Intimations of Mortality

Intimations of Mortality November 29, 2018

Recently one of our dear friends in Lexington died suddenly in her sleep. She was my age, and so, not ancient (no snarky remarks please on my creeping decrepitude). And frankly, everyone was shocked, me included. I’d seen her not long before in our Sunday school class and she seemed the picture of health. Why exactly is it that we continue to be so shocked by death in many (not all) cases? Why does it seem such an unexpected outcome? I can’t speak for everyone but I know that in the case of Christians they understand they have the gift of everlasting life, and so death may come as a shock, but it would not be viewed as “Das Ende’. That person’s spirit will go to be with the Lord and continue to exist. But still, the sudden death of a Christian friend is a shock. Why?
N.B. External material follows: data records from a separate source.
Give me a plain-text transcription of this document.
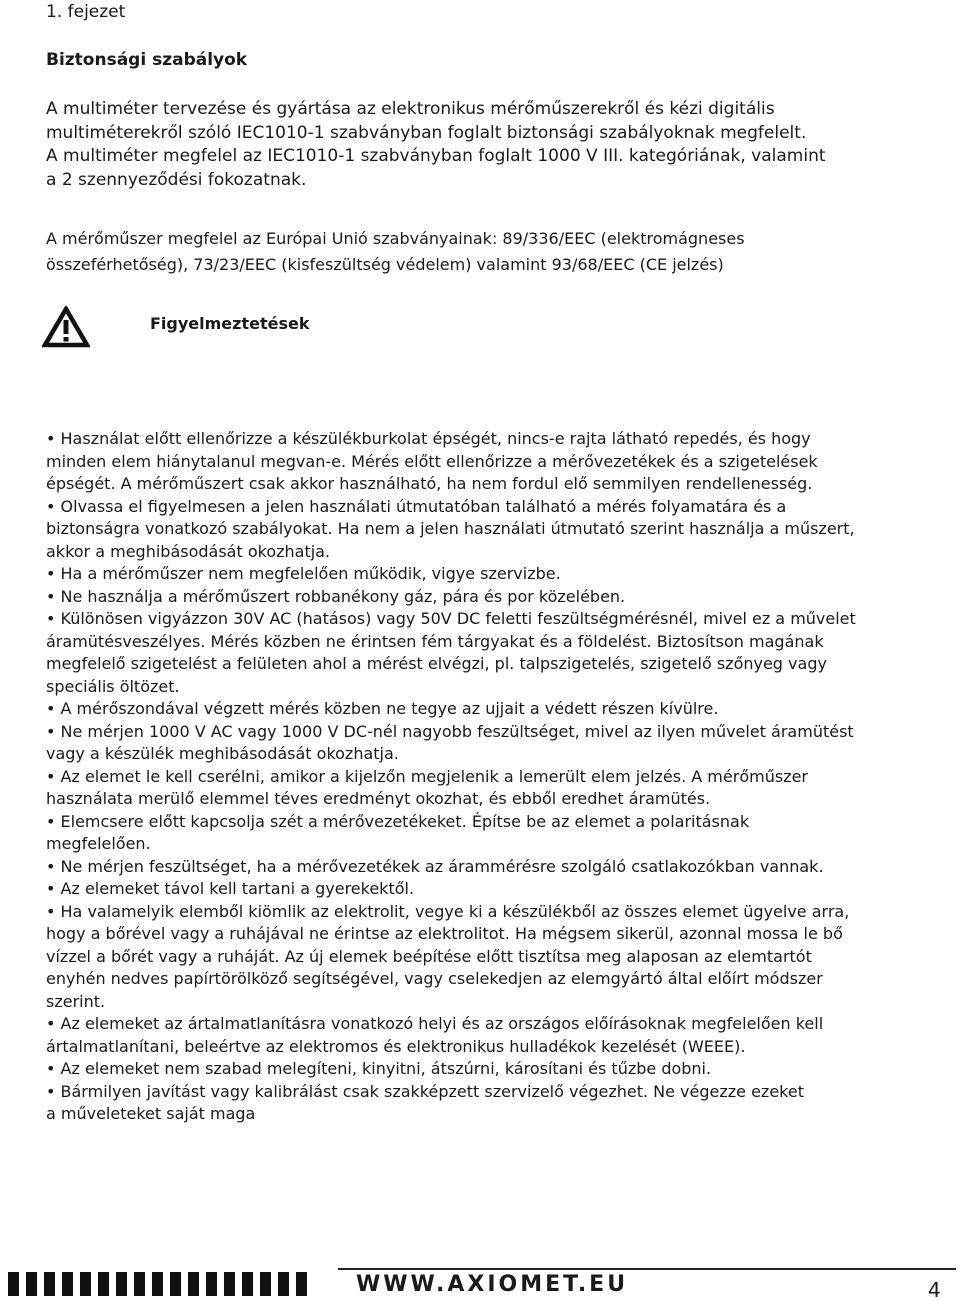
1. fejezet
Biztonsági szabályok
A multiméter tervezése és gyártása az elektronikus mérőműszerekről és kézi digitális
multiméterekről szóló IEC1010-1 szabványban foglalt biztonsági szabályoknak megfelelt.
A multiméter megfelel az IEC1010-1 szabványban foglalt 1000 V III. kategóriának, valamint
a 2 szennyeződési fokozatnak.
A mérőműszer megfelel az Európai Unió szabványainak: 89/336/EEC (elektromágneses
összeférhetőség), 73/23/EEC (kisfeszültség védelem) valamint 93/68/EEC (CE jelzés)
Figyelmeztetések
• Használat előtt ellenőrizze a készülékburkolat épségét, nincs-e rajta látható repedés, és hogy
minden elem hiánytalanul megvan-e. Mérés előtt ellenőrizze a mérővezetékek és a szigetelések
épségét. A mérőműszert csak akkor használható, ha nem fordul elő semmilyen rendellenesség.
• Olvassa el figyelmesen a jelen használati útmutatóban található a mérés folyamatára és a
biztonságra vonatkozó szabályokat. Ha nem a jelen használati útmutató szerint használja a műszert,
akkor a meghibásodását okozhatja.
• Ha a mérőműszer nem megfelelően működik, vigye szervizbe.
• Ne használja a mérőműszert robbanékony gáz, pára és por közelében.
• Különösen vigyázzon 30V AC (hatásos) vagy 50V DC feletti feszültségmérésnél, mivel ez a művelet
áramütésveszélyes. Mérés közben ne érintsen fém tárgyakat és a földelést. Biztosítson magának
megfelelő szigetelést a felületen ahol a mérést elvégzi, pl. talpszigetelés, szigetelő szőnyeg vagy
speciális öltözet.
• A mérőszondával végzett mérés közben ne tegye az ujjait a védett részen kívülre.
• Ne mérjen 1000 V AC vagy 1000 V DC-nél nagyobb feszültséget, mivel az ilyen művelet áramütést
vagy a készülék meghibásodását okozhatja.
• Az elemet le kell cserélni, amikor a kijelzőn megjelenik a lemerült elem jelzés. A mérőműszer
használata merülő elemmel téves eredményt okozhat, és ebből eredhet áramütés.
• Elemcsere előtt kapcsolja szét a mérővezetékeket. Építse be az elemet a polaritásnak
megfelelően.
• Ne mérjen feszültséget, ha a mérővezetékek az árammérésre szolgáló csatlakozókban vannak.
• Az elemeket távol kell tartani a gyerekektől.
• Ha valamelyik elemből kiömlik az elektrolit, vegye ki a készülékből az összes elemet ügyelve arra,
hogy a bőrével vagy a ruhájával ne érintse az elektrolitot. Ha mégsem sikerül, azonnal mossa le bő
vízzel a bőrét vagy a ruháját. Az új elemek beépítése előtt tisztítsa meg alaposan az elemtartót
enyhén nedves papírtörölköző segítségével, vagy cselekedjen az elemgyártó által előírt módszer
szerint.
• Az elemeket az ártalmatlanításra vonatkozó helyi és az országos előírásoknak megfelelően kell
ártalmatlanítani, beleértve az elektromos és elektronikus hulladékok kezelését (WEEE).
• Az elemeket nem szabad melegíteni, kinyitni, átszúrni, károsítani és tűzbe dobni.
• Bármilyen javítást vagy kalibrálást csak szakképzett szervizelő végezhet. Ne végezze ezeket
a műveleteket saját maga
WWW.AXIOMET.EU	4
I have a theory about this. One church father said words to this effect— ‘God has put eternity in our minds so that we will realize we were intended to be immortal.’ On this way of viewing things, our mortality is not God’s highest and best for humankind. Indeed, it is called ‘the wages of sin’ in the Bible. It is not natural for creatures created in the image of God. Here’s one of John Donne’s famous poetic reflections on death—-

Death, be not proud, though some have called thee

Mighty and dreadful, for thou art not so;
For those whom thou think’st thou dost overthrow
Die not, poor Death, nor yet canst thou kill me.
From rest and sleep, which but thy pictures be,
Much pleasure; then from thee much more must flow,
And soonest our best men with thee do go,
Rest of their bones, and soul’s delivery.
Thou art slave to fate, chance, kings, and desperate men,
And dost with poison, war, and sickness dwell,
And poppy or charms can make us sleep as well
And better than thy stroke; why swell’st thou then?
One short sleep past, we wake eternally
And death shall be no more; Death, thou shalt die.

Death is a door, not a dead end for those who are in Christ. But how then to face one’s mortality? I’ve had several major surgeries in my life, and probably have one more coming next month (an early Christmas present I guess). How should I view and reflect on my mortality? Here again, John Donne helps me…. he says….

Since I am coming to that holy room,
Where, with thy choir of saints for evermore,
I shall be made thy music; as I come
I tune the instrument here at the door,
And what I must do then, think here before.

So, are you tuning your instrument as you face your mortality? Or are you singing a sour song? This life is not all there is. If you view it in the shadow of eternity, mortality pales, not only in length but in character compared to immortality….. thanks be to God.